I suspect some oil producers would not be too keen on dumping an additional 10% into the oil market in the USA.  This may be more about economics than environmental politics.

Funny thing, as an aside in that posting, I noted about now former Senator Al Franken:

And this from the guy who laughed about a gay man being beaten to death, and made his living doing gay jokes on Saturday Night Live.

I just don't trust the guy.  But that's another story.

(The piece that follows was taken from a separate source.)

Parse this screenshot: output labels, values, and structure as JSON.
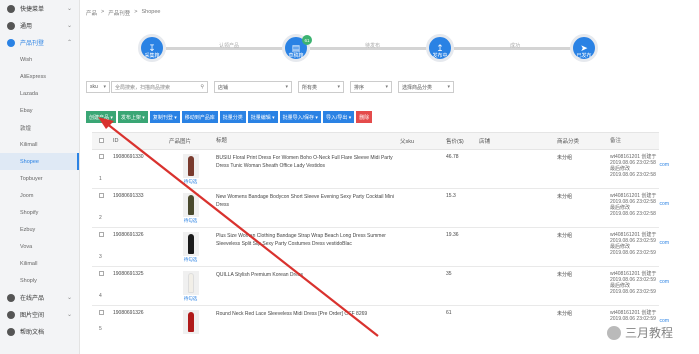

Hey, even a stopped clock is right twice a day!  Turns out, he was a creep.    But I digress.

The point is, it is day one of the Biden administration, and already he has done things I would not agree with.   But being mature means realizing that no politician is going to agree with you 100% of the time, and vice-versa.  The only exception to this rule are people - like the MAGA-hat people - who blindly follow a leader and don't even understand his real policies, but instead follow the speeches and slogans.

These same folks will go on about how Trump "cut their taxes" but in fact, cut taxes only for the very wealthy.  If he had followed through with his threat to cut the payroll tax, that might have put a few dollars into the pockets of the working man in the short-term, but bankrupted Social Security and Medicare in the long run.  Massive deficit spending sounds great, until you realize that it will fuel inflation over time - which we likely will see in the coming months, if not already.

Joe Biden will do a lot of things in the coming months and years that will no doubt piss off one constituency or another - this is to be expected.  You can't get everything you want out of a politician, you can only hope that what you do get offsets the things you didn't want.  I can live with rainbow-fart political correctness, as it is just window-dressing designed to appeal to the plebes, much as Trump's bombast was designed to appeal to his "base."   The Keystone XL isn't a hill I'm ready to die on, and apparently it wasn't even one Trump was prepared to risk fighting for - after all, during the four years of his administration, construction hardly even got off the ground.